Président du Bulletin d’histoire politique, l’historien Robert Comeau se dit lui aussi inquiet. Selon lui, les responsables de l’événement se montrent beaucoup moins intéressés par l’histoire que par la valorisation d’événements à caractère festif qui ne s’attardent qu’« à la célébration d’un monde consensuel et multiculturel » liée à une déification du présent.
L’ADN de Montréal
Devant les membres de la Chambre de commerce réunis pour l’entendre, Gilbert Rozon, le commissaire des fêtes, n’a guère parlé d’une vision historique. Pour lui, « l’ADN de Montréal, c’est la fête, c’est la joie de vivre », a-t-il répété à plusieurs reprises.

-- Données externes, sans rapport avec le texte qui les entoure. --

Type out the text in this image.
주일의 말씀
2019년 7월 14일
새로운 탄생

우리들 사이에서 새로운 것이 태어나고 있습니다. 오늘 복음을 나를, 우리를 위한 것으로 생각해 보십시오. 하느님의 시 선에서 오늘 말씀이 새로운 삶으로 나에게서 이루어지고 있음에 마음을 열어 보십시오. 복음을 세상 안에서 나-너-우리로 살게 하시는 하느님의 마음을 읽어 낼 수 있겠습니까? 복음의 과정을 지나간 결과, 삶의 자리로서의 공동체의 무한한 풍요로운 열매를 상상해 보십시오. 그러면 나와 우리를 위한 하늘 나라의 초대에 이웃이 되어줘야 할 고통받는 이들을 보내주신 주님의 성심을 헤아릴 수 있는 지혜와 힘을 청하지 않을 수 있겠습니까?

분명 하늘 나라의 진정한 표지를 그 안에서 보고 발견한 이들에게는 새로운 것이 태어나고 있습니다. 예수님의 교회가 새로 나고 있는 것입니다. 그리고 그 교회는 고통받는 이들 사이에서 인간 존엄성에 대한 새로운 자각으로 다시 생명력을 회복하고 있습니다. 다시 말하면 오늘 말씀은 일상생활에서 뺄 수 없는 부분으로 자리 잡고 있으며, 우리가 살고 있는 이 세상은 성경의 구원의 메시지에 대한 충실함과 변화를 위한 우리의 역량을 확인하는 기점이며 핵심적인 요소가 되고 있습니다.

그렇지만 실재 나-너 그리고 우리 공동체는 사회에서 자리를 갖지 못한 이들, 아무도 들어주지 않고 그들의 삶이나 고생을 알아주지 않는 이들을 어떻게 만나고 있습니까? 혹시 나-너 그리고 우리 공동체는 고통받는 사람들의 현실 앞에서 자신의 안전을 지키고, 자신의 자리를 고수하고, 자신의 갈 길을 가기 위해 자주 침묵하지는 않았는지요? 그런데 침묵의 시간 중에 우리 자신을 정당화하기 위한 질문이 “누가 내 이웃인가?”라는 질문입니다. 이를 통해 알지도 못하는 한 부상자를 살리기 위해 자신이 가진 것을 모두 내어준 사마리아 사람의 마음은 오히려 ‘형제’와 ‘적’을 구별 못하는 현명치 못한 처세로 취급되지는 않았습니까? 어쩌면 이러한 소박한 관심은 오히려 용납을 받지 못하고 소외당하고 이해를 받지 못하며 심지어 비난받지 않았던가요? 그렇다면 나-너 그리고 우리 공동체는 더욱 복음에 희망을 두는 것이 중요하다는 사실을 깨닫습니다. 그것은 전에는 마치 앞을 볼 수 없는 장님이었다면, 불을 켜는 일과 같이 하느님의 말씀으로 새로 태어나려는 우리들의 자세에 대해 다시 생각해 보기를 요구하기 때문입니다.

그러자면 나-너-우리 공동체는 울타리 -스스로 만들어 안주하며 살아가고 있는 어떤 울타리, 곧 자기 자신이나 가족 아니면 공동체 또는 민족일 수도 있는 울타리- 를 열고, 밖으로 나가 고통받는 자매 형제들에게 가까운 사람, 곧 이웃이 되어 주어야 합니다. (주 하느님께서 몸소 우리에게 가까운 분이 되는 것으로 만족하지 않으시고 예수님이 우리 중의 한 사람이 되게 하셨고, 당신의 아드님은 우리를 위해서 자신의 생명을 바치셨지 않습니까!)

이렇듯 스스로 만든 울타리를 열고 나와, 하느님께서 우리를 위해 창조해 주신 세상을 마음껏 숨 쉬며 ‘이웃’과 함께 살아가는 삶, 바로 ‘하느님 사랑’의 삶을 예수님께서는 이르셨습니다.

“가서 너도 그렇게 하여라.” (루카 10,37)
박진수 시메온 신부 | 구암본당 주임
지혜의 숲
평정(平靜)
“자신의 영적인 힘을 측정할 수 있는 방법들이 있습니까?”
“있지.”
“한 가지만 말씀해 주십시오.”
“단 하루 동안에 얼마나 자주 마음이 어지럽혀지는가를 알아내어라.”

Selon la directrice des communications de l’événement, « il y a des composantes historiques qui ont été annoncées », mais d’autres annonces restent à venir. Au nombre des « projets historiques à ce jour », l’organisme évoque un livre à paraître, une pièce de théâtre consacrée à Camillien Houde et une série télé. Mme Pelletier affirme que plusieurs projets de quartier « sont à saveur historique ».
En entrevue, elle affirme que « les gens n’ont pas à s’inquiéter ». Parmi les annonces à venir en lien avec l’histoire, dit-elle, un espace interactif Web dont les détails seront annoncés bientôt.